Bioflavonoïden, ook wel vitamine P genoemd, zijn plantaardige stoffen. Bioflavonoïden verhogen het effect
van vitamine C in het lichaam. In de natuur komt vitamine C altijd voor in combinatie met bioflavonoïden.
Vooral in diverse fruitsoorten (citrusvruchten), boekweit, broccoli, tomaat en komkommer.

Bioflavonoïden worden niet officieel tot de vitamines gerekend. Tot op heden zijn er 4000 verschillende
soorten in de natuur ontdekt. In de meeste gevallen kon een biologische activiteit worden vastgesteld.
Deze voedingsstoffen werden in 1936 door de Hongaarse wetenschapper Dr. Albert Szent-Gyorgyi
aangetroffen in citrusvruchten. In het zachte, witte gedeelte onder de schil. Hij noemde zijn vondst vitamine P.
Deze letter staat voor het Engelse woord “Permeability”, wat ”doorlaatbaarheid” betekent. Bioflavonoïden
spelen een rol bij het voorkomen van o.a. hart- en vaatziekten en voor het behoud van gezonde
bloedvatwanden. Ze beschermen en versterken de vaatwanden, houden deze wijd en verlagen een te hoog
cholesterolgehalte in het bloed. Dit bevordert de aanvoer van zuurstof en voedingsstoffen naar de weefsels en
organen. Bovendien levert dit een belangrijke bijdrage aan de afvoer van afvalstoffen uit de cellen.

Bioflavonoïden vormen een grote groep van verbindingen met vaak meerdere eigenschappen zoals:
antioxidanten, zware metalenbinders, antibacteriële en antikanker.
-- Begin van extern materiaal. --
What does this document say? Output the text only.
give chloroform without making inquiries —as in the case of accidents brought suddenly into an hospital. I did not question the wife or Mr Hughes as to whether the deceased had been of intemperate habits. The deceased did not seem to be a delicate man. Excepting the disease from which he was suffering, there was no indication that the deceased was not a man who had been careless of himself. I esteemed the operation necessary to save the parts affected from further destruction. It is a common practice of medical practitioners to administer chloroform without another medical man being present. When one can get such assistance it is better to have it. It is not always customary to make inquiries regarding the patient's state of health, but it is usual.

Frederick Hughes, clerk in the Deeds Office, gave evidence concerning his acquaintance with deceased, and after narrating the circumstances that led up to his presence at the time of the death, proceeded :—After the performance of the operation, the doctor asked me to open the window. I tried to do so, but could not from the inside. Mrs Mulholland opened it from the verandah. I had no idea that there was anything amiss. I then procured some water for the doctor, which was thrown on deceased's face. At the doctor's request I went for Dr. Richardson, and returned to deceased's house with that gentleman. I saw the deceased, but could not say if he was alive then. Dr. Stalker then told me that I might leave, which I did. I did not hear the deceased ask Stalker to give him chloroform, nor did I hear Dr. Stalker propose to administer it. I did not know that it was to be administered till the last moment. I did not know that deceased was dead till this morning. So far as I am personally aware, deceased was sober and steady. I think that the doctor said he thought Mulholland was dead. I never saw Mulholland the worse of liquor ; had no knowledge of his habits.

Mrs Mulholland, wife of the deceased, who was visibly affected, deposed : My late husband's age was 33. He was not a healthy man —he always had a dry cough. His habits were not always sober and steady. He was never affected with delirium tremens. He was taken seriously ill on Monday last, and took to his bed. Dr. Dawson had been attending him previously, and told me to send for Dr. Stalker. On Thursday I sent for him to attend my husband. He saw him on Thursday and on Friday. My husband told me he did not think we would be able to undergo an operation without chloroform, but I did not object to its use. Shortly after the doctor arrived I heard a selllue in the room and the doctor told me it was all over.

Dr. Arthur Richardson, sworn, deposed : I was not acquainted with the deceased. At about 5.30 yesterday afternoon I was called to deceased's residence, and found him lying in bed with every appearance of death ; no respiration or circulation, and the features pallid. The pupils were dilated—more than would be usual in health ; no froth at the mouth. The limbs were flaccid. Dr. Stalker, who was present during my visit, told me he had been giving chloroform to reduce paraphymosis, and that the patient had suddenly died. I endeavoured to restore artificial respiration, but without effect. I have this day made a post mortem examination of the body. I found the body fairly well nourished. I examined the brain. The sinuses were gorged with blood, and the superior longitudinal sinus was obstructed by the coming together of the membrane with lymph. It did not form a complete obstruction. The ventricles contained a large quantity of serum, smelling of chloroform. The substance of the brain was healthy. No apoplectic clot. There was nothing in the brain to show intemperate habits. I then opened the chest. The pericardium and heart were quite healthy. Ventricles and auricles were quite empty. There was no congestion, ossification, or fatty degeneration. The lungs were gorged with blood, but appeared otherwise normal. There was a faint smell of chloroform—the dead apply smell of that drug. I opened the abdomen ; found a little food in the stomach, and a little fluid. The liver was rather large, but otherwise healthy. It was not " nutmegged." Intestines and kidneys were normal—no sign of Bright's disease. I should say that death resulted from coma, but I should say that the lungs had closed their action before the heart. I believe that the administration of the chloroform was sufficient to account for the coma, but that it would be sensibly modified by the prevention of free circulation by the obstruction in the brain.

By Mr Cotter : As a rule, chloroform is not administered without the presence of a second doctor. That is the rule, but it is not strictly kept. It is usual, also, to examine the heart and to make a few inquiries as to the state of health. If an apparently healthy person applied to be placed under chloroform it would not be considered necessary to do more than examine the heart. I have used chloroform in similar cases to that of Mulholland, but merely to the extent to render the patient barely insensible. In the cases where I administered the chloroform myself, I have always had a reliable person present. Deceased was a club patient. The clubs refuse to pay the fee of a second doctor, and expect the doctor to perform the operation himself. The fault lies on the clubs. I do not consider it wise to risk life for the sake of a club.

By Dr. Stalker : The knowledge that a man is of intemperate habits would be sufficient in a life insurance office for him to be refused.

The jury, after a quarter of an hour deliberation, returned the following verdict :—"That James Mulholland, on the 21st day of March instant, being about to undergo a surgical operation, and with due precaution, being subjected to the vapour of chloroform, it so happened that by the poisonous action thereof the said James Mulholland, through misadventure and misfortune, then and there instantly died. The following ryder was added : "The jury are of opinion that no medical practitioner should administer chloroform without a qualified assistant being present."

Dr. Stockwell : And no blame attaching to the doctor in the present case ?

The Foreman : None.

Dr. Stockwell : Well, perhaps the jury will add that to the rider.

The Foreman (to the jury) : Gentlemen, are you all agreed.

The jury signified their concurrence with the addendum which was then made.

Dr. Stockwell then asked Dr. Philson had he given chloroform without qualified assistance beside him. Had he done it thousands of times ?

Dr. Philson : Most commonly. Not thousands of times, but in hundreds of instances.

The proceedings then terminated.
Bioflavonoïden zijn de natuurlijke compagnons van natuurlijke vitamine C. Ze worden meestal dan ook in
combinatie in voedingsbronnen aangetroffen. Bioflavonoïden beschermen vitamine C tegen oxidatie.
Bovendien verbeteren en verlengen ze de activiteit van deze vitamine in het lichaam. Natuurlijke vitamine C is
dan ook vele malen effectiever dan de synthetische vorm, die het moet stellen zonder bioflavonoïden.